Su cautela con ella era lamentable, y sus intentos de impresionarla eran igualmente conmovedores.

Ella deseaba que él se sintiera más a gusto, pero Jason todavía actuaba como un niño desesperado por no ser abandonado, lo que dolía a Amber.

“Bueno, dejando eso de lado, parece que los preparativos del banquete están casi terminados”.

¿Viste el salón de banquetes?

Las camelias eran preciosas. Me recordaron a ti.

Igmeyer le dio un beso a Amber en la mejilla.

Por su leve olor a fuego y hierro, Amber pudo notar que había estado en la forja secreta en lo profundo de las montañas.

“¿Los herreros siguen fabricando espadas hoy en día?”

Sí. Como la gente imperial está llegando, todos se apresuran a terminar su trabajo antes de que todo tenga que detenerse.

Fue significativo que el Emperador enviara a su hijo menor, junto con un sacerdote que había recibido un oráculo divino sobre Igmeyer y Amber.

¿Qué podría significar?

Desde el momento en que llegan hasta que se van, escudriñarán, buscarán y comprenderán todo acerca del Norte.

Aunque la forja secreta estaba bien escondida, no había que subestimar a los hombres del Emperador. Lo mejor era detener todo trabajo.

Algunos de ellos tienen sentidos tan agudos como los de los animales, capaces de detectar el más leve olor a metal transportado por el viento desde las montañas.

“Están sobrecualificados para ser difamadores, ¿no?”

—sugirió Igmeyer en tono burlón, mientras Amber le acariciaba la cabeza con dulzura, igual que había hecho con Jason. Al percibirlo, Igmeyer apoyó la frente en su hombro, malhumorado.

Quizás debería matarlos accidentalmente. Podríamos pedirle a Jason que prediga dónde se abrirá una puerta y los guíe hasta allí.

“Igmeyer.”

“Si tanto el príncipe como el sacerdote mueren, ¿no acabaría eso con el oráculo?”

Aunque su sugerencia era absurda, Amber no lo culpó; sentía el mismo desdén.

“No se irán hasta que vean si estoy embarazada, Igmeyer”.
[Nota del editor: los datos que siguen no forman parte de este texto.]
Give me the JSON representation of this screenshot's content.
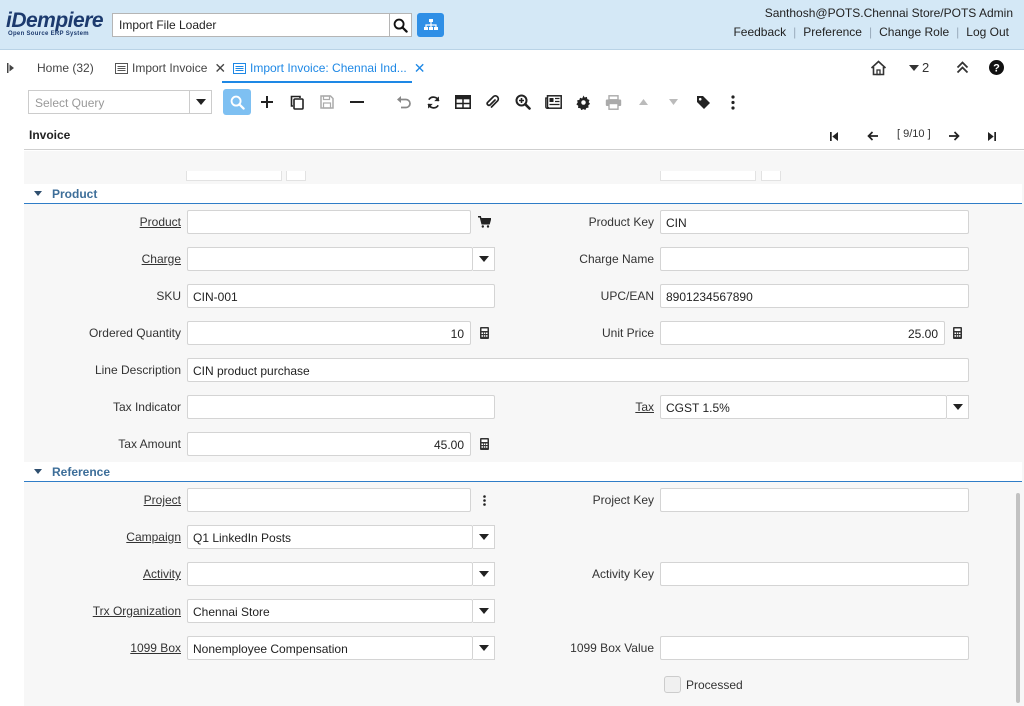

A pesar de intentar mantenerse ocupados para olvidar, la dura realidad se hizo cada vez más evidente. Por mucho que quisieran ignorarla, era inevitable.
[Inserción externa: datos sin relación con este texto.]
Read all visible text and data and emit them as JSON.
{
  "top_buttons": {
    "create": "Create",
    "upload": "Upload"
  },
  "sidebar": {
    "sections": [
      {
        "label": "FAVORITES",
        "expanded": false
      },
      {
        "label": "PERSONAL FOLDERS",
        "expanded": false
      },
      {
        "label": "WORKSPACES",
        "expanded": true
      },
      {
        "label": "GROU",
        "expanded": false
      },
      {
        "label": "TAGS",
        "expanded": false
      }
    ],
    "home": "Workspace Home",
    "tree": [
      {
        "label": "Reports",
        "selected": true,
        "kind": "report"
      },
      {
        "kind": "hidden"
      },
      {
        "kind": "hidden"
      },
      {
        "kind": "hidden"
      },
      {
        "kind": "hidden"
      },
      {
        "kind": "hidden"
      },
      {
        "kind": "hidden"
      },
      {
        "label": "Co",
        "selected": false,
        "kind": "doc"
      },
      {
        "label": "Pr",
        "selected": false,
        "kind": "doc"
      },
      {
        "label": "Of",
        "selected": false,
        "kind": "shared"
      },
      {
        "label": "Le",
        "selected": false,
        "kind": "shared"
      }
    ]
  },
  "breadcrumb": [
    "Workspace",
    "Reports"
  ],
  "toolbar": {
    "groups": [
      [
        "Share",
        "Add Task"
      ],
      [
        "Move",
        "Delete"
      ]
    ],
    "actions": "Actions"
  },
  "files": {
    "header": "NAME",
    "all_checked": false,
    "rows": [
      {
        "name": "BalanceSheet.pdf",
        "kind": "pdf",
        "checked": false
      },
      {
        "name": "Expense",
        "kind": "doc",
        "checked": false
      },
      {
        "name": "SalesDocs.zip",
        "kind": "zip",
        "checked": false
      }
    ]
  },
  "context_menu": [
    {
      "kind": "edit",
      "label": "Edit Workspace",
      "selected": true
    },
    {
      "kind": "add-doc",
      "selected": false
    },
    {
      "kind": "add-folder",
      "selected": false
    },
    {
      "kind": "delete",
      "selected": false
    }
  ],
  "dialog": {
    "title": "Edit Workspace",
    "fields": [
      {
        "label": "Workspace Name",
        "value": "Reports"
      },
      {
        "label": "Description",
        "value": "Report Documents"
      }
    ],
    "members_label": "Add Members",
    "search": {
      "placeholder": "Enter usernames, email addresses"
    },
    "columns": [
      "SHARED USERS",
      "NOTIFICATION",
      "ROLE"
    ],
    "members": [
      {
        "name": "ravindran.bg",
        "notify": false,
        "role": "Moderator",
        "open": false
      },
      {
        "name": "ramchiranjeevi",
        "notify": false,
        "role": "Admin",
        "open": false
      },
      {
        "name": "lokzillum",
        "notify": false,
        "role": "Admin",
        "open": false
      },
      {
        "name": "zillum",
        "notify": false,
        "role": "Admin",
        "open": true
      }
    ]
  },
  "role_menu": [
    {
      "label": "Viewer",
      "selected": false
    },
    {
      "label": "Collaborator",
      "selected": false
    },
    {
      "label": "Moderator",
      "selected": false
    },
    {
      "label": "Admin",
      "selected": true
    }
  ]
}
“Quieren asegurarse de que su semental cumpla bien su función”.

Tras su tono burlón se escondían profundas heridas. Amber compartía esas cicatrices.
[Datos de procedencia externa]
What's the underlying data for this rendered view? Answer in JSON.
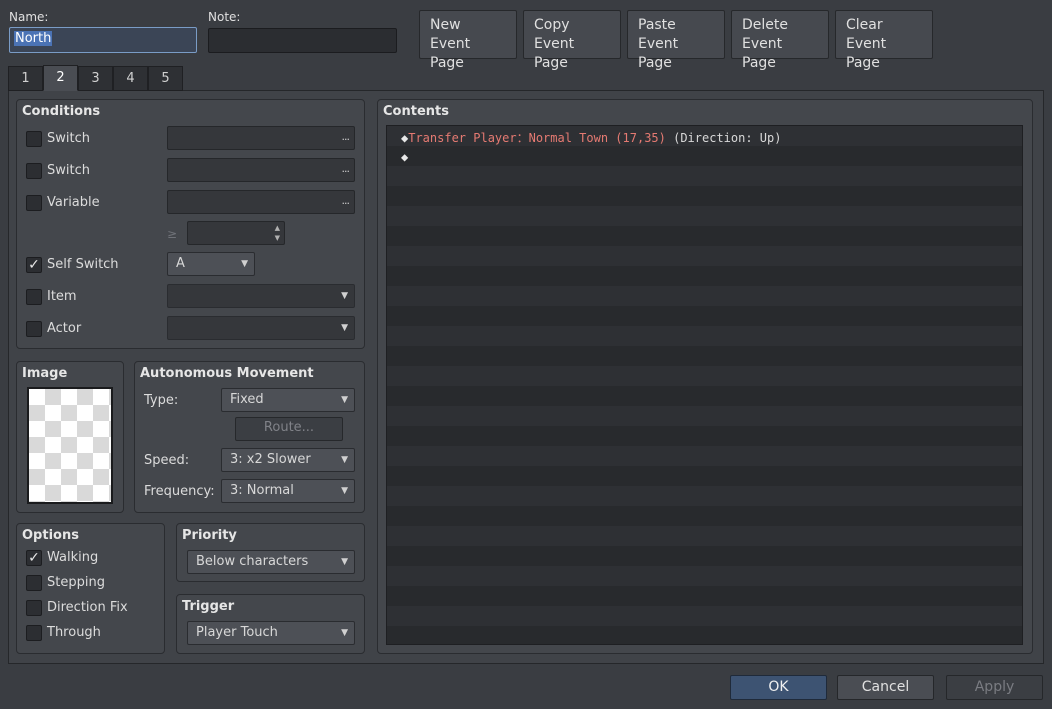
{
  "header": {
    "name_label": "Name:",
    "name_value": "North",
    "note_label": "Note:",
    "note_value": "",
    "buttons": [
      {
        "line1": "New",
        "line2": "Event Page"
      },
      {
        "line1": "Copy",
        "line2": "Event Page"
      },
      {
        "line1": "Paste",
        "line2": "Event Page"
      },
      {
        "line1": "Delete",
        "line2": "Event Page"
      },
      {
        "line1": "Clear",
        "line2": "Event Page"
      }
    ]
  },
  "tabs": [
    {
      "label": "1",
      "active": false
    },
    {
      "label": "2",
      "active": true
    },
    {
      "label": "3",
      "active": false
    },
    {
      "label": "4",
      "active": false
    },
    {
      "label": "5",
      "active": false
    }
  ],
  "conditions": {
    "title": "Conditions",
    "rows": [
      {
        "label": "Switch",
        "checked": false,
        "checkmark": ""
      },
      {
        "label": "Switch",
        "checked": false,
        "checkmark": ""
      },
      {
        "label": "Variable",
        "checked": false,
        "checkmark": ""
      },
      {
        "label": "Self Switch",
        "checked": true,
        "checkmark": "✓",
        "value": "A"
      },
      {
        "label": "Item",
        "checked": false,
        "checkmark": ""
      },
      {
        "label": "Actor",
        "checked": false,
        "checkmark": ""
      }
    ],
    "dots": "...",
    "gte_symbol": "≥"
  },
  "image": {
    "title": "Image"
  },
  "movement": {
    "title": "Autonomous Movement",
    "type_label": "Type:",
    "type_value": "Fixed",
    "route_label": "Route...",
    "speed_label": "Speed:",
    "speed_value": "3: x2 Slower",
    "frequency_label": "Frequency:",
    "frequency_value": "3: Normal"
  },
  "options": {
    "title": "Options",
    "items": [
      {
        "label": "Walking",
        "checked": true,
        "checkmark": "✓"
      },
      {
        "label": "Stepping",
        "checked": false,
        "checkmark": ""
      },
      {
        "label": "Direction Fix",
        "checked": false,
        "checkmark": ""
      },
      {
        "label": "Through",
        "checked": false,
        "checkmark": ""
      }
    ]
  },
  "priority": {
    "title": "Priority",
    "value": "Below characters"
  },
  "trigger": {
    "title": "Trigger",
    "value": "Player Touch"
  },
  "contents": {
    "title": "Contents",
    "commands": [
      {
        "marker": "◆",
        "command": "Transfer Player：Normal Town (17,35)",
        "params": " (Direction: Up)"
      },
      {
        "marker": "◆",
        "command": "",
        "params": ""
      }
    ]
  },
  "footer": {
    "ok": "OK",
    "cancel": "Cancel",
    "apply": "Apply"
  },
  "icons": {
    "dropdown": "▼",
    "spin_up": "▲",
    "spin_down": "▼"
  },
  "colors": {
    "background": "#3a3d42",
    "command_text": "#e57a72",
    "ok_button": "#3d5372"
  }
}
Un hijo debería ser una bendición y no el resultado de una coerción.

«Y si me quedara embarazada no saben qué pasaría».

¿Qué hizo la familia imperial cuando Niflheim estaba al borde del colapso?

Ofrecieron una ayuda mínima, pero después de un tiempo retiraron todas las tropas para defender la capital y la frontera del norte.

No les importaba si Niflheim vivía o moría; sus órdenes eran impedir que alguien llegara a la capital.

«Lo odio. Es horrible.»

Apoyándose en su calor, Amber calmó su orgullo herido.

Así como él no era simplemente un «semental», ella no era simplemente una «yegua» que podía ser criada por orden de la familia imperial.

Imaginemos que fue un accidente y los matamos. Puede que nos falten armas para una guerra, pero no pasa nada. Ya se me ocurrirá algo. Si no, siempre podríamos despertar a Nidhogg para atacar la capital.

Fue algo que nunca debería haber sucedido, pero fue extrañamente reconfortante.

Confiar en él se sentía como una garantía de que ya no le harían más daño… lo que le permitió a Amber sonreír.

—Loki Asgarden. Ese niño no es nada serio. Trátalo con naturalidad.

«¿Lo conocías antes?»

“Solo de pasada, pero lo he visto. Era un niño pequeño, apenas se atrevía a hablar delante de sus hermanos. Probablemente venir aquí tampoco fue su elección.”

“Ajá.”

Ser miembro del imperio sin estar en la línea de sucesión al trono tiene sus complejidades. En su juventud, son familia, pero ante la autoridad absoluta del Emperador, ¿cómo pueden esos lazos permanecer intactos con el tiempo?

En cuanto a Amber, desde muy joven, nunca dudó del ascenso de su hermano mayor al trono.

En un reino pequeño como Shadroch, el rey era menos un gobernante omnipotente y más un diplomático que soportaba las adversidades bajo la atenta mirada del imperio. Amber agradeció que no le asignaran ese papel.

Mirándolo desde todos los ángulos, la dulzura del poder de rey vino acompañada de una mayor cuota de amargura por la responsabilidad.

“Aun así, no seas demasiado amable con ese. Jason puede que sea mi medio hermano, lo cual es inevitable, pero el príncipe es diferente. Es como un pequeño gato montés, no tan adorable como un zorro.”